Gold and silver prices have clearly rebounded over the past two months. According to ANZ’s report, as of September 2025, gold has reached around 4,000 USD per ounce, rising more than 10 percent from the beginning of the year. Silver has surpassed 44.7 USD per ounce, hitting a multi-year high. In mid-November, supported by capital inflows and policy expectations, gold and silver strengthened again and remained near multi-year highs. Overall, both metals showed double-digit growth compared with the same period last year, reflecting rising risk-aversion and steady industrial demand.

Recently, gold and silver prices moved higher once more, driven mainly by three factors. First, the expansion of the US fiscal deficit and the possibility of a more accommodative monetary policy from the Federal Reserve have increased market liquidity, enhancing the appeal of precious metals as safe-haven assets. Second, structural demand driven by the energy transition, especially strong silver demand from the solar industry, has further supported silver prices. In addition, rising geopolitical tensions and greater macroeconomic uncertainty have reinforced gold’s role as a store of value, while a weaker US dollar and shifts in the global monetary system have strengthened upward momentum for gold.
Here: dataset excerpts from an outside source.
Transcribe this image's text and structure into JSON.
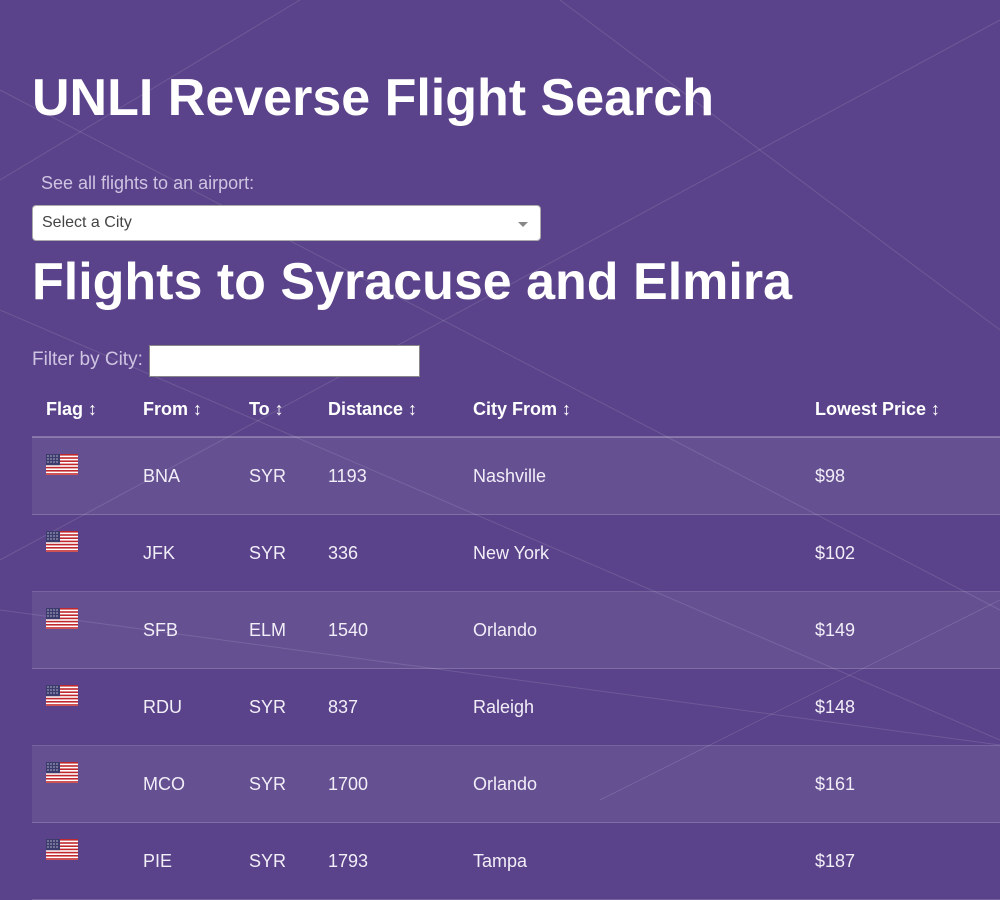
{
  "page": {
    "title": "UNLI Reverse Flight Search",
    "airport_label": "See all flights to an airport:",
    "city_select_value": "Select a City",
    "section_title": "Flights to Syracuse and Elmira",
    "filter_label": "Filter by City:",
    "filter_value": ""
  },
  "colors": {
    "background": "#5a438a",
    "text": "#ffffff",
    "muted_label": "#cfc4e2"
  },
  "table": {
    "headers": [
      "Flag ↕",
      "From ↕",
      "To ↕",
      "Distance ↕",
      "City From ↕",
      "Lowest Price ↕"
    ],
    "rows": [
      {
        "flag": "us-flag-icon",
        "from": "BNA",
        "to": "SYR",
        "distance": "1193",
        "city_from": "Nashville",
        "price": "$98"
      },
      {
        "flag": "us-flag-icon",
        "from": "JFK",
        "to": "SYR",
        "distance": "336",
        "city_from": "New York",
        "price": "$102"
      },
      {
        "flag": "us-flag-icon",
        "from": "SFB",
        "to": "ELM",
        "distance": "1540",
        "city_from": "Orlando",
        "price": "$149"
      },
      {
        "flag": "us-flag-icon",
        "from": "RDU",
        "to": "SYR",
        "distance": "837",
        "city_from": "Raleigh",
        "price": "$148"
      },
      {
        "flag": "us-flag-icon",
        "from": "MCO",
        "to": "SYR",
        "distance": "1700",
        "city_from": "Orlando",
        "price": "$161"
      },
      {
        "flag": "us-flag-icon",
        "from": "PIE",
        "to": "SYR",
        "distance": "1793",
        "city_from": "Tampa",
        "price": "$187"
      }
    ]
  }
}
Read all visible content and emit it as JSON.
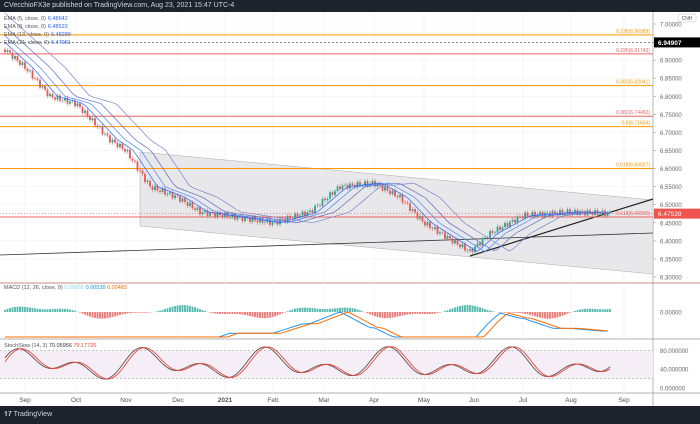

In the short term, expectations of policy easing and safe-haven demand will likely keep gold fluctuating around 4,000 USD, while silver has the potential to challenge the 50 USD level. In the medium term, structural demand from new energy and industrial applications will continue to support silver, while gold is expected to benefit from a weaker dollar and central banks’ ongoing accumulation, maintaining a bullish bias. Although policy shifts may create short-term volatility, the fundamentals of the gold and silver markets remain solid, reflecting the long-term value re-rating under global economic and energy-structure changes. Investors may continue monitoring monetary policy and geopolitical risks to capture potential price movements.